O mundo dinâmico que experienciamos exige respostas rápidas. Assim, a capacidade de responder rapidamente às inúmeras interações que esse dinamismo traz impõe necessária reflexão sobre alternativas à indesejável morosidade da Justiça. Especialmente nos negócios, aliás, isso é uma questão de sobrevivência das empresas. 

Embora, até aqui, nada do que foi dito seja inédito e, justamente por isso, os meios alternativos à solução de conflitos estejam ganhando cada vez mais espaço, nossa proposição neste artigo visa abordar as habilidades pessoais do profissional de direito na solução do conflito judicial. 

Há situações em que a judicialização é inevitável e, para isso, faz-se indispensável a competência técnica do profissional que representará os interesses das partes. Mas as partes não podem mais contar com o modelo tradicional de assessoria jurídica para detectar ameaças e oportunidades no contexto do processo judicial. 

O aconselhamento jurídico adequado ao mundo moderno pressupõe pensamento estratégico alinhado com a necessidade de respostas rápidas (agilidade) e, ainda, de adaptação às mudanças (adaptabilidade). 

A observação dos advogados de contencioso para o conflito judicial exige habilidades pessoais – as chamadas soft skills – para que, separando-se da visão estritamente técnica e processual, possa visualizar soluções ágeis e criativas. E essas habilidades são treináveis, ou seja, os interessados podem aprender e desenvolver suas competências pessoais.

Exemplos práticos de soluções ágeis e criativas podem ser associados ao compartilhamento das decisões estratégias e à cocriação. É extremamente relevante a comunicação contínua com o cliente, a renovação da indagação e a reflexão sobre o motivo pelo qual um determinado assunto foi judicializado, o quanto ele afetou ou afeta o negócio do cliente, tudo para identificar como o processo judicial ainda pode ser útil, a despeito de eventuais mudanças nas respostas para aqueles questionamentos. 

Em grande escala, o gerenciamento estratégico dos conflitos judiciais a partir da identificação das suas causas e o mapeamento das opções de soluções pode trazer significativo resultado para a operação de um negócio, bem como auxiliar na redução sustentável da judicialização e dos seus respectivos custos.

O profissional de direito deve agir com enfoque prospectivo, auxiliando as partes a enxergarem o processo judicial para além de uma ferramenta de realização do direito material, como oportunidade de resolução efetiva, com maior chance de adesão e cumprimento das soluções construídas nesse espaço. 

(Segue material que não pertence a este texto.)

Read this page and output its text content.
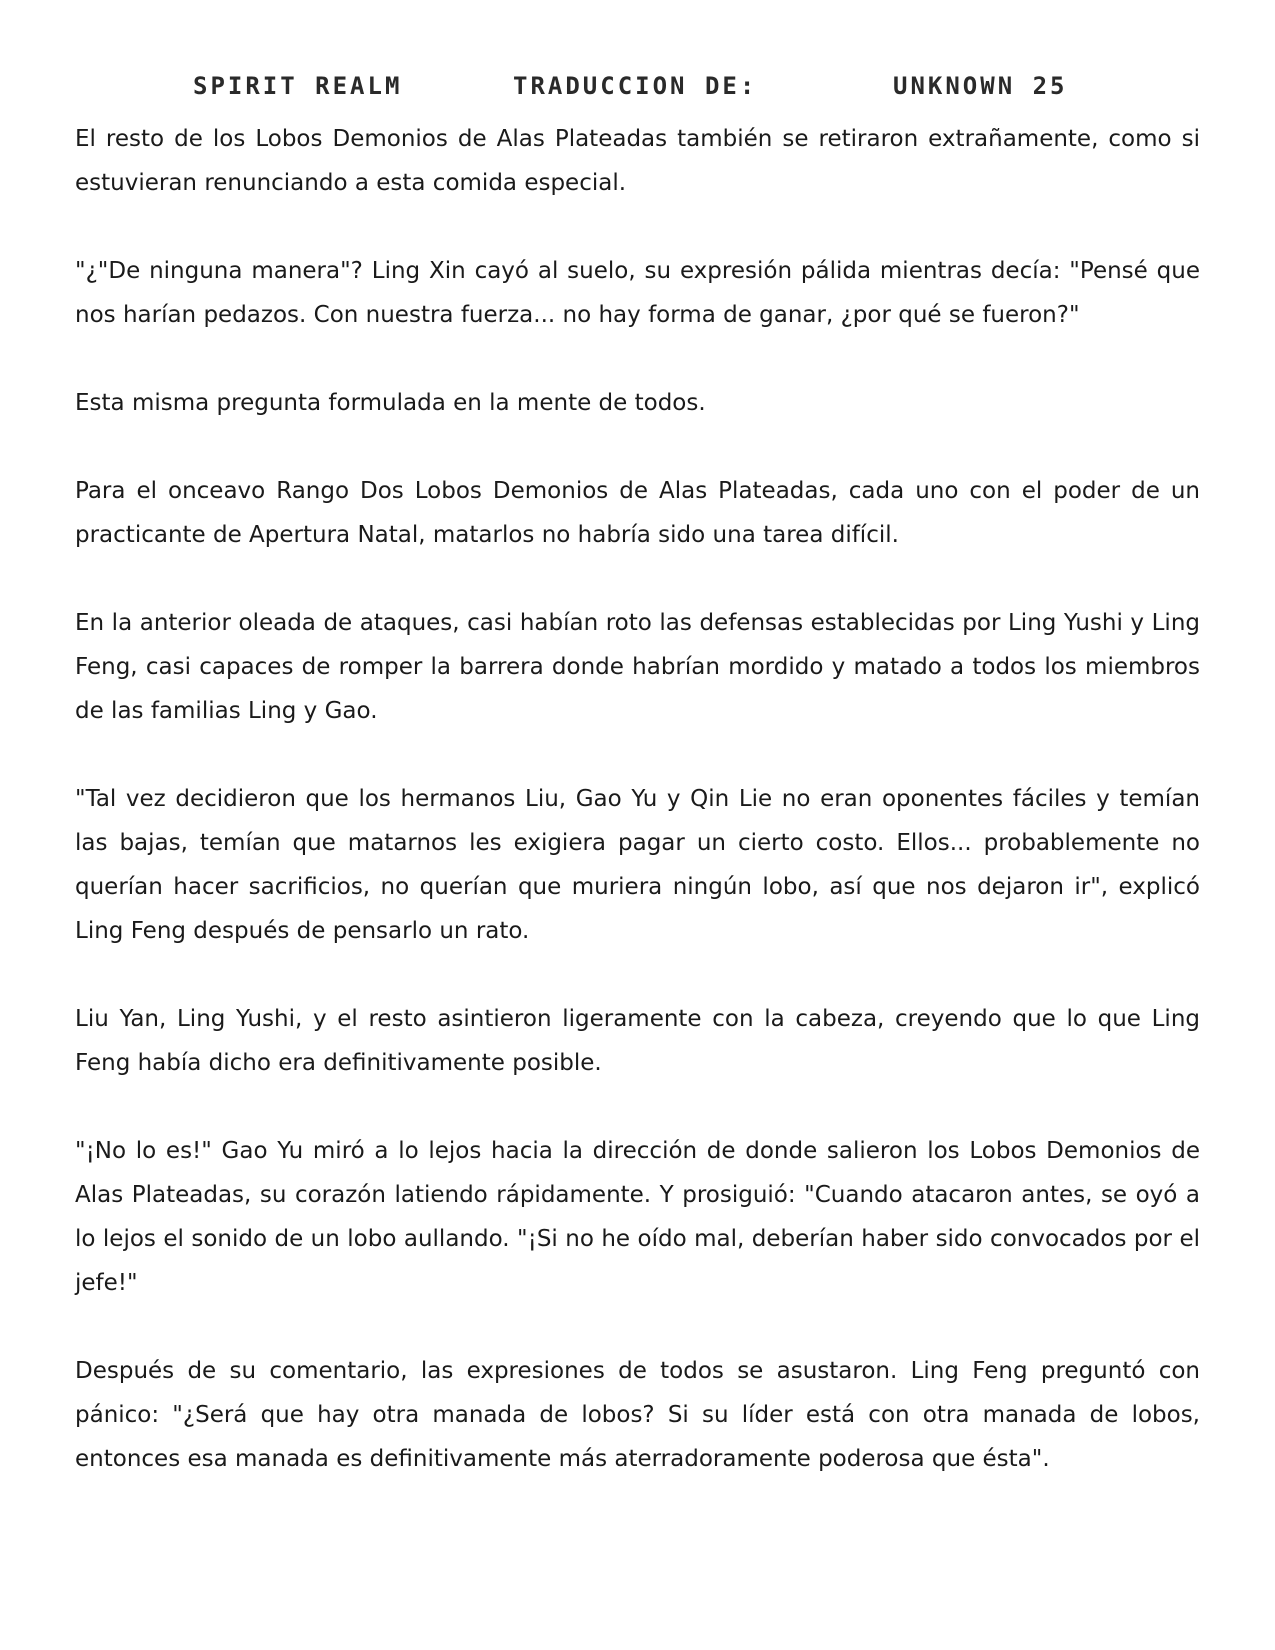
SPIRIT REALM	TRADUCCION DE:	UNKNOWN 25

El resto de los Lobos Demonios de Alas Plateadas también se retiraron extrañamente, como si estuvieran renunciando a esta comida especial.

"¿"De ninguna manera"? Ling Xin cayó al suelo, su expresión pálida mientras decía: "Pensé que nos harían pedazos. Con nuestra fuerza... no hay forma de ganar, ¿por qué se fueron?"

Esta misma pregunta formulada en la mente de todos.

Para el onceavo Rango Dos Lobos Demonios de Alas Plateadas, cada uno con el poder de un practicante de Apertura Natal, matarlos no habría sido una tarea difícil.

En la anterior oleada de ataques, casi habían roto las defensas establecidas por Ling Yushi y Ling Feng, casi capaces de romper la barrera donde habrían mordido y matado a todos los miembros de las familias Ling y Gao.

"Tal vez decidieron que los hermanos Liu, Gao Yu y Qin Lie no eran oponentes fáciles y temían las bajas, temían que matarnos les exigiera pagar un cierto costo. Ellos... probablemente no querían hacer sacrificios, no querían que muriera ningún lobo, así que nos dejaron ir", explicó Ling Feng después de pensarlo un rato.

Liu Yan, Ling Yushi, y el resto asintieron ligeramente con la cabeza, creyendo que lo que Ling Feng había dicho era definitivamente posible.

"¡No lo es!" Gao Yu miró a lo lejos hacia la dirección de donde salieron los Lobos Demonios de Alas Plateadas, su corazón latiendo rápidamente. Y prosiguió: "Cuando atacaron antes, se oyó a lo lejos el sonido de un lobo aullando. "¡Si no he oído mal, deberían haber sido convocados por el jefe!"

Después de su comentario, las expresiones de todos se asustaron. Ling Feng preguntó con pánico: "¿Será que hay otra manada de lobos? Si su líder está con otra manada de lobos, entonces esa manada es definitivamente más aterradoramente poderosa que ésta".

A busca pela consciência e sensibilidade constitui exercício prático para estimular a criatividade. Essa sensibilidade, contudo, não é de ordem subjetiva ou emocional.  A sensibilidade, como vetor da criatividade, aplicável à solução de um conflito judicial, é uma habilidade que pode ser praticada, de modo palpável, e que se traduz em resultados materiais. 

O aperfeiçoamento das habilidades pessoais é, ainda, imprescindível para garantir a indispensabilidade do profissional de direito frente à otimização de suas funções com ferramentas tecnológicas. 

Sem sombra de dúvidas, a assessoria jurídica em contencioso no mundo moderno exige respostas rápidas para grandes desafios e conhecimento multidisciplinar para soluções criativas aos conflitos judiciais. 

Quanto mais os advogados e as advogadas expandirem o repertório sociocultural e econômico, não perseguindo apenas conhecimento técnico, mais desenvolverão os processos mentais racionais que, associados à capacidade humana de sentir, multiplicam as percepções sobre o mesmo fato e potencializam a criatividade, tornando-a grande aliada para a solução dos conflitos judiciais que, no Brasil, ainda levam muito tempo para serem resolvidos pelo Estado Juiz.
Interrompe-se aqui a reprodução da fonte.